Federal and state leaders spoke out Wednesday after the Environmental Protection Agency (EPA) announced its finalized tailpipe emission rules which lawmakers argue were created to make Americans switch to electric vehicles.
U.S. Senator Shelley Moore Capito, R-W.Va., Ranking Member of the Senate Environment and Public Works (EPW) Committee, released a statement about the EPA’s new admission rules which she said are designed to push Americans into buying electric vehicles.
“With the final electric vehicle rules announced today, the Biden administration is deciding for Americans which kinds of cars they are allowed to buy, rent, and drive,” Capito said. “Ironically, this is all coming at a time when the EPA is simultaneously forcing the closure of power plants that provide the base load electricity these vehicles will rely on. These regulations represent yet another step toward an unrealistic transition to electric vehicles that Americans do not want and cannot afford, which threatens America’s electric grid and increases our reliance on China for critical minerals. I appreciate EPW Committee members Senator Ricketts and Senator Sullivan leading the congressional effort to overturn this harmful rule.”

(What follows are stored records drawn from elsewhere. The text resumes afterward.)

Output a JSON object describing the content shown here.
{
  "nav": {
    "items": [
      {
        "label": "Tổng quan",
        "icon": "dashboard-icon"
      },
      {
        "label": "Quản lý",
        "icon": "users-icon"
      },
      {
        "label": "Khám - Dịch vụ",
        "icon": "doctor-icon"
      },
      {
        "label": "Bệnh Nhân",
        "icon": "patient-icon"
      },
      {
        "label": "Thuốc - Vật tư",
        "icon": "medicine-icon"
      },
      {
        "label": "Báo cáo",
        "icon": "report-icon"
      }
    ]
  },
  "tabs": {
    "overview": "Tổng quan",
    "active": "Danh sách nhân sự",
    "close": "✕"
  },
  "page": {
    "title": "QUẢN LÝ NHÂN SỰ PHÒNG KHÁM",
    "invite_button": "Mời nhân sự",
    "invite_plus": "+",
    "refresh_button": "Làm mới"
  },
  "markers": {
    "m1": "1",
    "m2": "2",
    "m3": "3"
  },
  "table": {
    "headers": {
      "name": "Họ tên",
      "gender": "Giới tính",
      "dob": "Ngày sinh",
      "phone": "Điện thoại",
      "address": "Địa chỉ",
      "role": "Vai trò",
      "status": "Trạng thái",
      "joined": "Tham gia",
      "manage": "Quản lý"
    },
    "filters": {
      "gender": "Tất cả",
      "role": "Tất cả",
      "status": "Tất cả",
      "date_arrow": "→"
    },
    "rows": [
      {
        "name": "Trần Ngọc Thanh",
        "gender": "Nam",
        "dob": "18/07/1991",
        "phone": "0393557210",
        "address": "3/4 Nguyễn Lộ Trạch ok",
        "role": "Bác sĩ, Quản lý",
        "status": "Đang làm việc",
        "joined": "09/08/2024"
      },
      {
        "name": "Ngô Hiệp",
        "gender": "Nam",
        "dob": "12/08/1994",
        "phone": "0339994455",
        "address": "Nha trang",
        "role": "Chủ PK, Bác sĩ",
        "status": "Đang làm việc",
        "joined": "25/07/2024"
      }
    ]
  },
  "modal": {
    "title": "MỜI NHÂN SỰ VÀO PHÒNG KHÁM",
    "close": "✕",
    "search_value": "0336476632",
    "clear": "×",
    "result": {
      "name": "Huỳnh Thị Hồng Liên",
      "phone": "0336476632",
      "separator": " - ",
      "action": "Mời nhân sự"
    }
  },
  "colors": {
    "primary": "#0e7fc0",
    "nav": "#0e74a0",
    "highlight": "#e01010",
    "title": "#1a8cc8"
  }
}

U.S. Senator Joe Manchin, D-W.Va., who is chairman of the U.S. Senate Energy and Natural Resources Committee, also spoke out about the EPA’s final vehicle tailpipe emission standards.
“The federal government has no authority and no right to mandate what type of car or truck Americans can purchase for their everyday lives,” Manchin said. “This reckless and ill-informed rule will impose what is effectively an EV mandate without ensuring the security of our supply chains from nations like China and without a realistic transition plan that addresses our domestic infrastructure needs.”
West Virginia’s Attorney General said President Joe Biden’s announcement about new automobile emissions standards “is nothing but sugar-coating the end game.”
“The only thing Biden has accomplished with today’s announcement is to delay the onset of a depression in West Virginia — it certainly won’t help avoid one if these radical EV policies remain in place,” Morrisey said. “While America has the resources to power our traditional, fuel-powered vehicles, we simply aren’t ready to jump into full-scale electric vehicles, a big part of this administration’s radical green new deal.”
“This is an attack on rural America and rural Americans who are working really hard to make ends meet who are going to get bludgeoned by this rule,” Morrisey said. “And this comes in a time when the Biden administration is plotting to destroy whatever is left of our energy production through regulations that would effectively shut down coal- and gas-fired power plants — the backbone of the nation’s power generation.”
Recent problems in the electric vehicle market have only confirmed that a renewed push toward electrification is the wrong choice, Morrisey said. Hertz was recently forced to sell tens of thousands of electric vehicles from its fleet after they proved difficult to maintain and unpopular with consumers. Automakers are discontinuing certain EV models after continuing issues and their manufacturers are struggling as consumer demand for the vehicles has slowed.